Semi-Supervised Few-Shot Atomic Action Recognition

Sizhe Song1          Xiaoyuan Ni1          Yu-Wing Tai2          Chi-Keung Tang1

1The Hong Kong University of Science and Technology 2Kuaishou Equal Contribution

Abstract

Despite excellent progress has been made, the performance on action recognition still heavily relies on specific datasets, which are difficult to extend new action classes due to labor-intensive labeling. Moreover, the high diversity in Spatio-temporal appearance requires robust and representative action feature aggregation and attention. To address the above issues, we focus on atomic actions and propose a novel model for semi-supervised few-shot atomic action recognition. Our model features unsupervised and contrastive video embedding, loose action alignment, multi-head feature comparison, and attention-based aggregation, together of which enables action recognition with only a few training examples through extracting more representative features and allowing flexibility in spatial and temporal alignment and variations in the action. Experiments show that our model can attain high accuracy on representative atomic action datasets outperforming their respective state-of-the-art classification accuracy in full supervision setting.

Model

Model Architecture. Our learning strategies are divided into two parts: 1) train an encoder with unsupervised learning; 2) train the action classification module with supervised learning. Regarding the encoder our model provides fine-grained spatial and temporal video processing with high length flexibility, which embeds the video feature and temporally combines the features with TCN. In terms of classification module, our models provides attention pooling and compares the multi-head relation. Finally, the CTC and MSE loss enables our model for time-invariant few shot classification training.

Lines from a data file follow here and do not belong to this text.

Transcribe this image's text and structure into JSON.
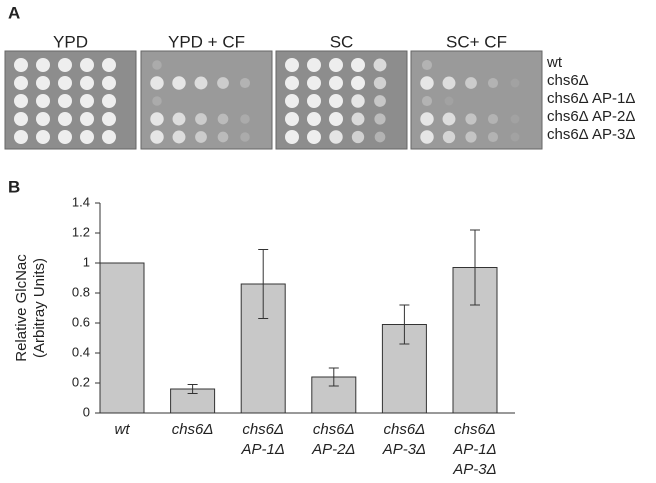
{
  "panel_a": {
    "label": "A",
    "plates": [
      "YPD",
      "YPD + CF",
      "SC",
      "SC+ CF"
    ],
    "rows": [
      "wt",
      "chs6Δ",
      "chs6Δ AP-1Δ",
      "chs6Δ AP-2Δ",
      "chs6Δ AP-3Δ"
    ]
  },
  "chart_data": {
    "type": "bar",
    "label": "B",
    "ylabel": [
      "Relative GlcNac",
      "(Arbitray Units)"
    ],
    "categories": [
      [
        "wt"
      ],
      [
        "chs6Δ"
      ],
      [
        "chs6Δ",
        "AP-1Δ"
      ],
      [
        "chs6Δ",
        "AP-2Δ"
      ],
      [
        "chs6Δ",
        "AP-3Δ"
      ],
      [
        "chs6Δ",
        "AP-1Δ",
        "AP-3Δ"
      ]
    ],
    "values": [
      1.0,
      0.16,
      0.86,
      0.24,
      0.59,
      0.97
    ],
    "errors": [
      null,
      0.03,
      0.23,
      0.06,
      0.13,
      0.25
    ],
    "color": "#c8c8c8",
    "ylim": [
      0,
      1.4
    ],
    "yticks": [
      0,
      0.2,
      0.4,
      0.6,
      0.8,
      1,
      1.2,
      1.4
    ]
  }
}
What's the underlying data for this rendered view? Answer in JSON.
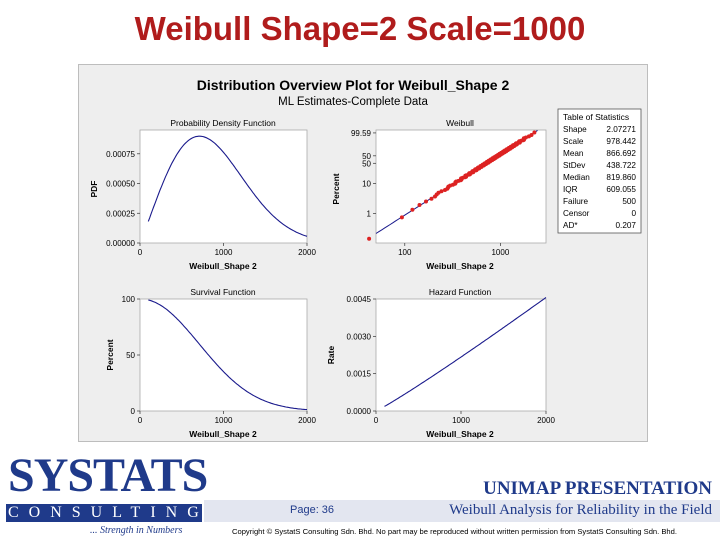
{
  "slide": {
    "title": "Weibull Shape=2 Scale=1000",
    "page_label": "Page: 36",
    "brand": "UNIMAP PRESENTATION",
    "footer_title": "Weibull Analysis for Reliability in the Field",
    "copyright": "Copyright © SystatS Consulting Sdn. Bhd. No part may be reproduced without written permission from SystatS Consulting Sdn. Bhd."
  },
  "logo": {
    "word": "SYSTATS",
    "sub": "CONSULTING",
    "tagline": "... Strength in Numbers"
  },
  "figure": {
    "title": "Distribution Overview Plot for Weibull_Shape 2",
    "subtitle": "ML Estimates-Complete Data"
  },
  "stats_table": {
    "title": "Table of Statistics",
    "rows": [
      {
        "label": "Shape",
        "value": "2.07271"
      },
      {
        "label": "Scale",
        "value": "978.442"
      },
      {
        "label": "Mean",
        "value": "866.692"
      },
      {
        "label": "StDev",
        "value": "438.722"
      },
      {
        "label": "Median",
        "value": "819.860"
      },
      {
        "label": "IQR",
        "value": "609.055"
      },
      {
        "label": "Failure",
        "value": "500"
      },
      {
        "label": "Censor",
        "value": "0"
      },
      {
        "label": "AD*",
        "value": "0.207"
      }
    ]
  },
  "colors": {
    "title_red": "#b01c1c",
    "curve_blue": "#1a1a8c",
    "point_red": "#dd2222",
    "brand_blue": "#1f3a8a"
  },
  "chart_data": [
    {
      "type": "line",
      "title": "Probability Density Function",
      "xlabel": "Weibull_Shape 2",
      "ylabel": "PDF",
      "xlim": [
        0,
        2000
      ],
      "ylim": [
        0,
        0.00095
      ],
      "xticks": [
        "0",
        "1000",
        "2000"
      ],
      "yticks": [
        "0.00000",
        "0.00025",
        "0.00050",
        "0.00075"
      ],
      "series": [
        {
          "shape": 2.07271,
          "scale": 978.442,
          "x_range": [
            100,
            2000
          ]
        }
      ]
    },
    {
      "type": "scatter",
      "title": "Weibull",
      "xlabel": "Weibull_Shape 2",
      "ylabel": "Percent",
      "scale": "log-weibull",
      "xlim": [
        50,
        3000
      ],
      "ylim": [
        0.1,
        99.9
      ],
      "xticks": [
        "100",
        "1000"
      ],
      "yticks": [
        "1",
        "10",
        "50",
        "50",
        "99.59"
      ],
      "series": [
        {
          "shape": 2.07271,
          "scale": 978.442,
          "n": 500
        }
      ]
    },
    {
      "type": "line",
      "title": "Survival Function",
      "xlabel": "Weibull_Shape 2",
      "ylabel": "Percent",
      "xlim": [
        0,
        2000
      ],
      "ylim": [
        0,
        100
      ],
      "xticks": [
        "0",
        "1000",
        "2000"
      ],
      "yticks": [
        "0",
        "50",
        "100"
      ],
      "series": [
        {
          "shape": 2.07271,
          "scale": 978.442,
          "x_range": [
            100,
            2000
          ]
        }
      ]
    },
    {
      "type": "line",
      "title": "Hazard Function",
      "xlabel": "Weibull_Shape 2",
      "ylabel": "Rate",
      "xlim": [
        0,
        2000
      ],
      "ylim": [
        0,
        0.0045
      ],
      "xticks": [
        "0",
        "1000",
        "2000"
      ],
      "yticks": [
        "0.0000",
        "0.0015",
        "0.0030",
        "0.0045"
      ],
      "series": [
        {
          "shape": 2.07271,
          "scale": 978.442,
          "x_range": [
            100,
            2000
          ]
        }
      ]
    }
  ]
}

Action Augmentation. We use three action augmentation methods in this project: 1) Background Subtraction (left); 2) Human-centric (top right); 3) Usual Image Augmentation (bottom right). The augmented action and original action are used to train an encoder with unsupervised learning. It helps the encoder to focus on foreground movement and human bodies.


Attention Pooling is a module to compress and refine support features. Different with traditional self-attention, we introduce query feature into the pooling procedure to generate "customized" support for each query. Also, we can simply swap support and query so that this module can be used to refine query feature, which we call mutual refinement.

Multi-head Relation Network is a module to compute the similarity between supports and queries. The final score is an average of two, one from vector product and another from a Conv1D. The first one focuses more on localized feature, the second one takes a comprehensive analysis of the entire feature.


More details of our model structure can be found in the paper or in the codes.

Experiment

Accuracy (%) of our model compared with other state-of-the-art methods on three datasets, which shows that our few-shotmodel has a leading performance compared with the state-of-the-art methods on all the three datasets trained in fullsupervision. Note that our model is few-shot which has ac-cess to only very limited amount of data.

Ablaton Study. The unsupervised action encoder may experience relatively less accuracy drop in human-centric datasets such as HAA where the action features are better aligned. However, on more general datasets, the human-centric augmentation shows greater importance and the ablation accuracy drops significantly on mini-MIT. Besides, the performance on HAA and Gym288 drops less compared with that on mini-MIT, indicating our model's better representativeness over a general set of action data.